Они торопились, эти стражи, поэтому не позволяли нам остановиться или хоть на секунду замешкаться. Нас окружали люди, множество людей! Я слышала и почти видела их – множество пихающихся, толкающихся людей, что лишь неохотно, из милости дозволяли нам протискиваться сквозь их толпу.
– Благовония! Благовония! Покупайте священные благовония здесь! – выкрикнул мне прямо в ухо какой-то уличный торгаш. – Защищают от ведьминого сглаза и прочих злых сил! Покупайте благовония здесь!
– Смотрите! – внезапно воскликнула какая-то женщина. – Они поймали ведьмину дочь!

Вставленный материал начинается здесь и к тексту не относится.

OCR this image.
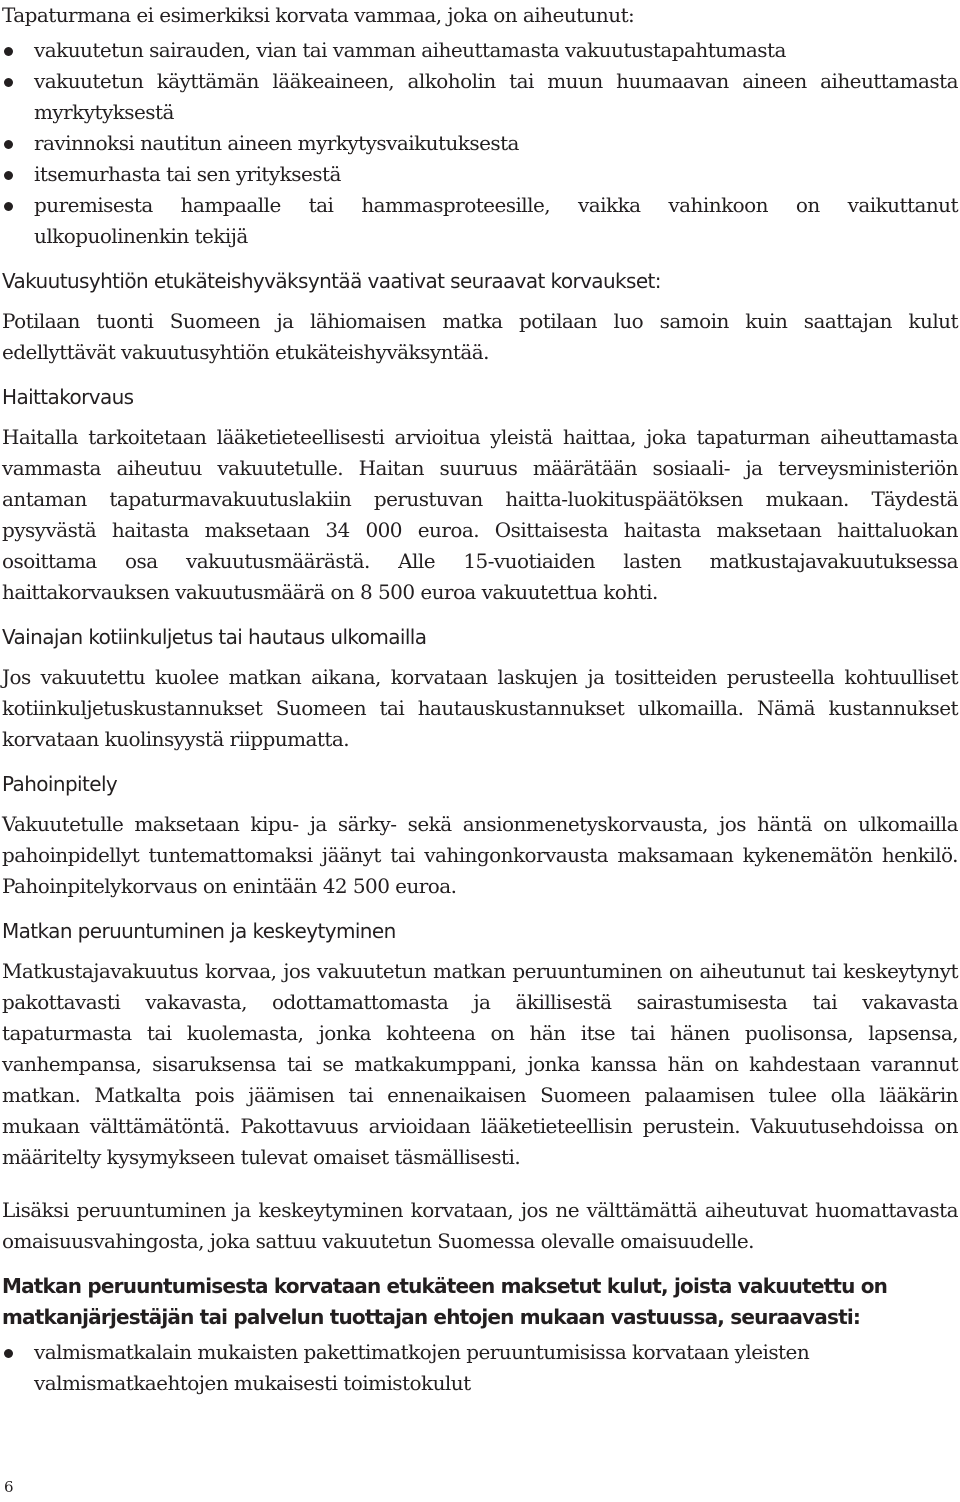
Tapaturmana ei esimerkiksi korvata vammaa, joka on aiheutunut:

vakuutetun sairauden, vian tai vamman aiheuttamasta vakuutustapahtumasta
vakuutetun käyttämän lääkeaineen, alkoholin tai muun huumaavan aineen aiheuttamasta myrkytyksestä
ravinnoksi nautitun aineen myrkytysvaikutuksesta
itsemurhasta tai sen yrityksestä
puremisesta hampaalle tai hammasproteesille, vaikka vahinkoon on vaikuttanut ulkopuolinenkin tekijä
Vakuutusyhtiön etukäteishyväksyntää vaativat seuraavat korvaukset:

Potilaan tuonti Suomeen ja lähiomaisen matka potilaan luo samoin kuin saattajan kulut edellyttävät vakuutusyhtiön etukäteishyväksyntää.

Haittakorvaus

Haitalla tarkoitetaan lääketieteellisesti arvioitua yleistä haittaa, joka tapaturman aiheuttamasta vammasta aiheutuu vakuutetulle. Haitan suuruus määrätään sosiaali- ja terveysministeriön antaman tapaturmavakuutuslakiin perustuvan haitta-luokituspäätöksen mukaan. Täydestä pysyvästä haitasta maksetaan 34 000 euroa. Osittaisesta haitasta maksetaan haittaluokan osoittama osa vakuutusmäärästä. Alle 15-vuotiaiden lasten matkustajavakuutuksessa haittakorvauksen vakuutusmäärä on 8 500 euroa vakuutettua kohti.

Vainajan kotiinkuljetus tai hautaus ulkomailla

Jos vakuutettu kuolee matkan aikana, korvataan laskujen ja tositteiden perusteella kohtuulliset kotiinkuljetuskustannukset Suomeen tai hautauskustannukset ulkomailla. Nämä kustannukset korvataan kuolinsyystä riippumatta.

Pahoinpitely

Vakuutetulle maksetaan kipu- ja särky- sekä ansionmenetyskorvausta, jos häntä on ulkomailla pahoinpidellyt tuntemattomaksi jäänyt tai vahingonkorvausta maksamaan kykenemätön henkilö. Pahoinpitelykorvaus on enintään 42 500 euroa.

Matkan peruuntuminen ja keskeytyminen

Matkustajavakuutus korvaa, jos vakuutetun matkan peruuntuminen on aiheutunut tai keskeytynyt pakottavasti vakavasta, odottamattomasta ja äkillisestä sairastumisesta tai vakavasta tapaturmasta tai kuolemasta, jonka kohteena on hän itse tai hänen puolisonsa, lapsensa, vanhempansa, sisaruksensa tai se matkakumppani, jonka kanssa hän on kahdestaan varannut matkan. Matkalta pois jäämisen tai ennenaikaisen Suomeen palaamisen tulee olla lääkärin mukaan välttämätöntä. Pakottavuus arvioidaan lääketieteellisin perustein. Vakuutusehdoissa on määritelty kysymykseen tulevat omaiset täsmällisesti.

Lisäksi peruuntuminen ja keskeytyminen korvataan, jos ne välttämättä aiheutuvat huomattavasta omaisuusvahingosta, joka sattuu vakuutetun Suomessa olevalle omaisuudelle.

Matkan peruuntumisesta korvataan etukäteen maksetut kulut, joista vakuutettu on matkanjärjestäjän tai palvelun tuottajan ehtojen mukaan vastuussa, seuraavasti:
valmismatkalain mukaisten pakettimatkojen peruuntumisissa korvataan yleisten valmismatkaehtojen mukaisesti toimistokulut
6
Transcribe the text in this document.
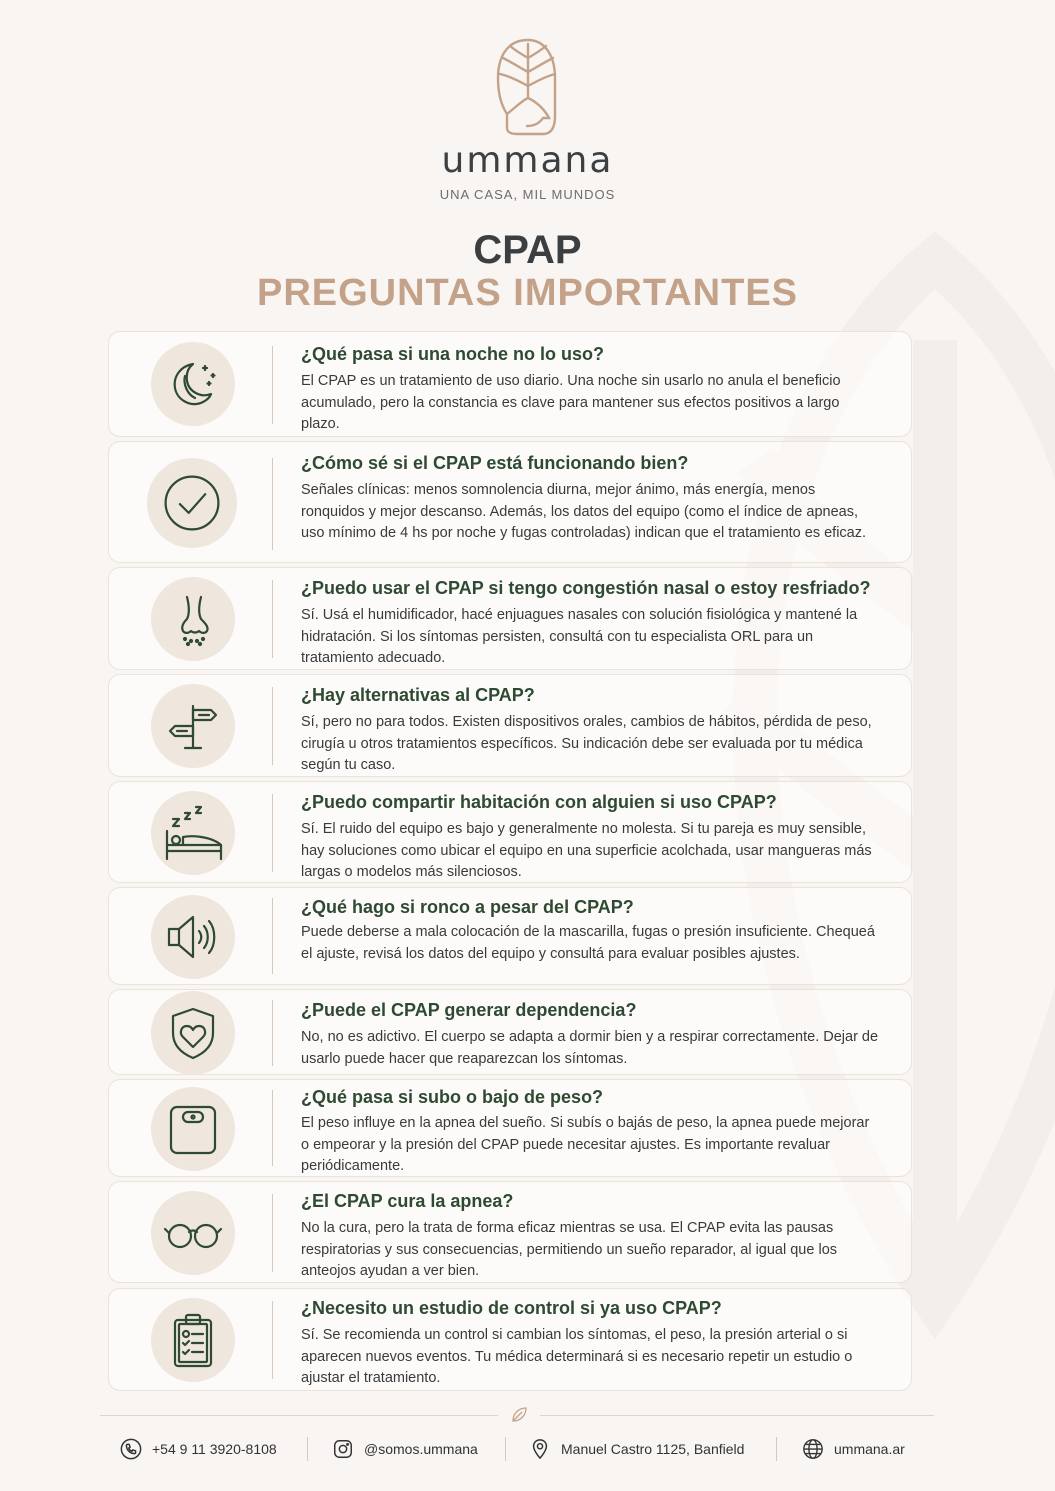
ummana
UNA CASA, MIL MUNDOS
CPAP
PREGUNTAS IMPORTANTES
¿Qué pasa si una noche no lo uso?
El CPAP es un tratamiento de uso diario. Una noche sin usarlo no anula el beneficio acumulado, pero la constancia es clave para mantener sus efectos positivos a largo plazo.
¿Cómo sé si el CPAP está funcionando bien?
Señales clínicas: menos somnolencia diurna, mejor ánimo, más energía, menos ronquidos y mejor descanso. Además, los datos del equipo (como el índice de apneas, uso mínimo de 4 hs por noche y fugas controladas) indican que el tratamiento es eficaz.
¿Puedo usar el CPAP si tengo congestión nasal o estoy resfriado?
Sí. Usá el humidificador, hacé enjuagues nasales con solución fisiológica y mantené la hidratación. Si los síntomas persisten, consultá con tu especialista ORL para un tratamiento adecuado.
¿Hay alternativas al CPAP?
Sí, pero no para todos. Existen dispositivos orales, cambios de hábitos, pérdida de peso, cirugía u otros tratamientos específicos. Su indicación debe ser evaluada por tu médica según tu caso.
¿Puedo compartir habitación con alguien si uso CPAP?
Sí. El ruido del equipo es bajo y generalmente no molesta. Si tu pareja es muy sensible, hay soluciones como ubicar el equipo en una superficie acolchada, usar mangueras más largas o modelos más silenciosos.
¿Qué hago si ronco a pesar del CPAP?
Puede deberse a mala colocación de la mascarilla, fugas o presión insuficiente. Chequeá el ajuste, revisá los datos del equipo y consultá para evaluar posibles ajustes.
¿Puede el CPAP generar dependencia?
No, no es adictivo. El cuerpo se adapta a dormir bien y a respirar correctamente. Dejar de usarlo puede hacer que reaparezcan los síntomas.
¿Qué pasa si subo o bajo de peso?
El peso influye en la apnea del sueño. Si subís o bajás de peso, la apnea puede mejorar o empeorar y la presión del CPAP puede necesitar ajustes. Es importante revaluar periódicamente.
¿El CPAP cura la apnea?
No la cura, pero la trata de forma eficaz mientras se usa. El CPAP evita las pausas respiratorias y sus consecuencias, permitiendo un sueño reparador, al igual que los anteojos ayudan a ver bien.
¿Necesito un estudio de control si ya uso CPAP?
Sí. Se recomienda un control si cambian los síntomas, el peso, la presión arterial o si aparecen nuevos eventos. Tu médica determinará si es necesario repetir un estudio o ajustar el tratamiento.
+54 9 11 3920-8108	@somos.ummana	Manuel Castro 1125, Banfield	ummana.ar
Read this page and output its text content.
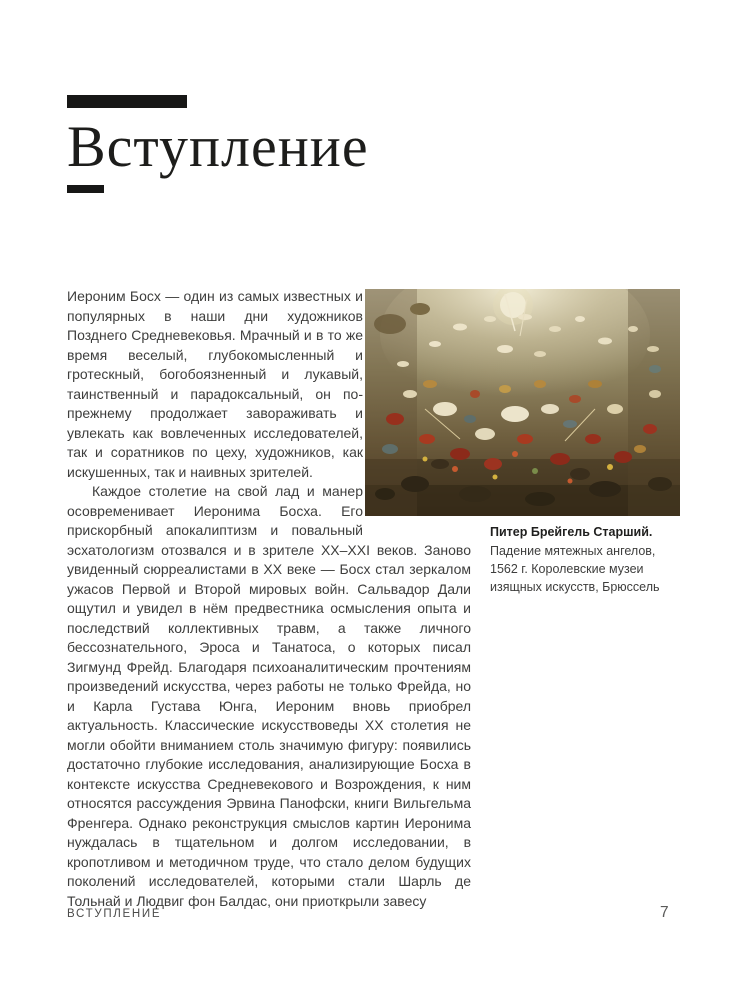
Вступление

Иероним Босх — один из самых известных и популярных в наши дни художников Позднего Средневековья. Мрачный и в то же время веселый, глубокомысленный и гротескный, богобоязненный и лукавый, таинственный и парадоксальный, он по-прежнему продолжает завораживать и увлекать как вовлеченных исследователей, так и соратников по цеху, художников, как искушенных, так и наивных зрителей.

Каждое столетие на свой лад и манер осовременивает Иеронима Босха. Его прискорбный апокалиптизм и повальный эсхатологизм отозвался и в зрителе XX–XXI веков. Заново увиденный сюрреалистами в XX веке — Босх стал зеркалом ужасов Первой и Второй мировых войн. Сальвадор Дали ощутил и увидел в нём предвестника осмысления опыта и последствий коллективных травм, а также личного бессознательного, Эроса и Танатоса, о которых писал Зигмунд Фрейд. Благодаря психоаналитическим прочтениям произведений искусства, через работы не только Фрейда, но и Карла Густава Юнга, Иероним вновь приобрел актуальность. Классические искусствоведы XX столетия не могли обойти вниманием столь значимую фигуру: появились достаточно глубокие исследования, анализирующие Босха в контексте искусства Средневекового и Возрождения, к ним относятся рассуждения Эрвина Панофски, книги Вильгельма Френгера. Однако реконструкция смыслов картин Иеронима нуждалась в тщательном и долгом исследовании, в кропотливом и методичном труде, что стало делом будущих поколений исследователей, которыми стали Шарль де Тольнай и Людвиг фон Балдас, они приоткрыли завесу

Питер Брейгель Старший.
Падение мятежных ангелов, 1562 г. Королевские музеи изящных искусств, Брюссель
ВСТУПЛЕНИЕ	7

– Да, дьявольское отродье! – пробормотал державший меня страж. – Теперь нам ни за что не пройти!
Слова «ведьмина дочь» шепчущим эхом пронеслись по толпе, окружавшей меня. И давка стала еще сильнее, словно петля, что затянулась и начала душить.
– Дьявольское отродье! – крикнул кто-то в толпе.
– Она ведь всего-навсего дитя… – сказал другой, стоявший ближе ко мне.
– А ну пропустите!.. – рявкнул один из стражей голосом, прорезавшим шум. – Именем Дракона – пропустите!
Послышались какие-то удары или хлопки, поскольку драконариям пришлось пустить в ход копья и щиты, чтобы проложить нам путь сквозь всю эту кутерьму. Что-то мокрое и скользкое ударило меня по плечу… не знаю, что это было…
– Роза! – закричала я.
– Я здесь! – Она была где-то за моей спиной. – Мы уже почти у самых ворот!
Внезапно страж выпустил мою руку, и я упала, споткнувшись обо что-то, возможно о чью-то ногу. Я, с трудом переводя дух, пыхтела и билась в мешке, желая содрать его со своей головы, желая видеть, что творится вокруг. Другой дружинник Дракана поднял меня и перебросил через плечо, словно мешок с шерстью.
– Прекрати барахтаться! – сказал он. – Ведь я могу уронить тебя!
Я не барахталась. Я только пыталась вырваться из мешка. На самом деле оттого, что голова моя свисала вниз, мне стало чуточку легче. Мне удалось ослабить веревку, так что, по крайней мере, мешковина отошла ото рта, и мне стало легче дышать. Однако я по-прежнему ничего не видела.
Но вот прозвучали слова указа. Скрежет и скрип железных петель ворот. Вокруг нас стало посвободнее, а шум толпы слегка отдалился. Я уже могла слышать нечто другое – плеск воды в фонтане Равна на роскошном Княжеском дворе, что обычным простым людям дозволялось видеть лишь на расстоянии, через решетку Вышних врат.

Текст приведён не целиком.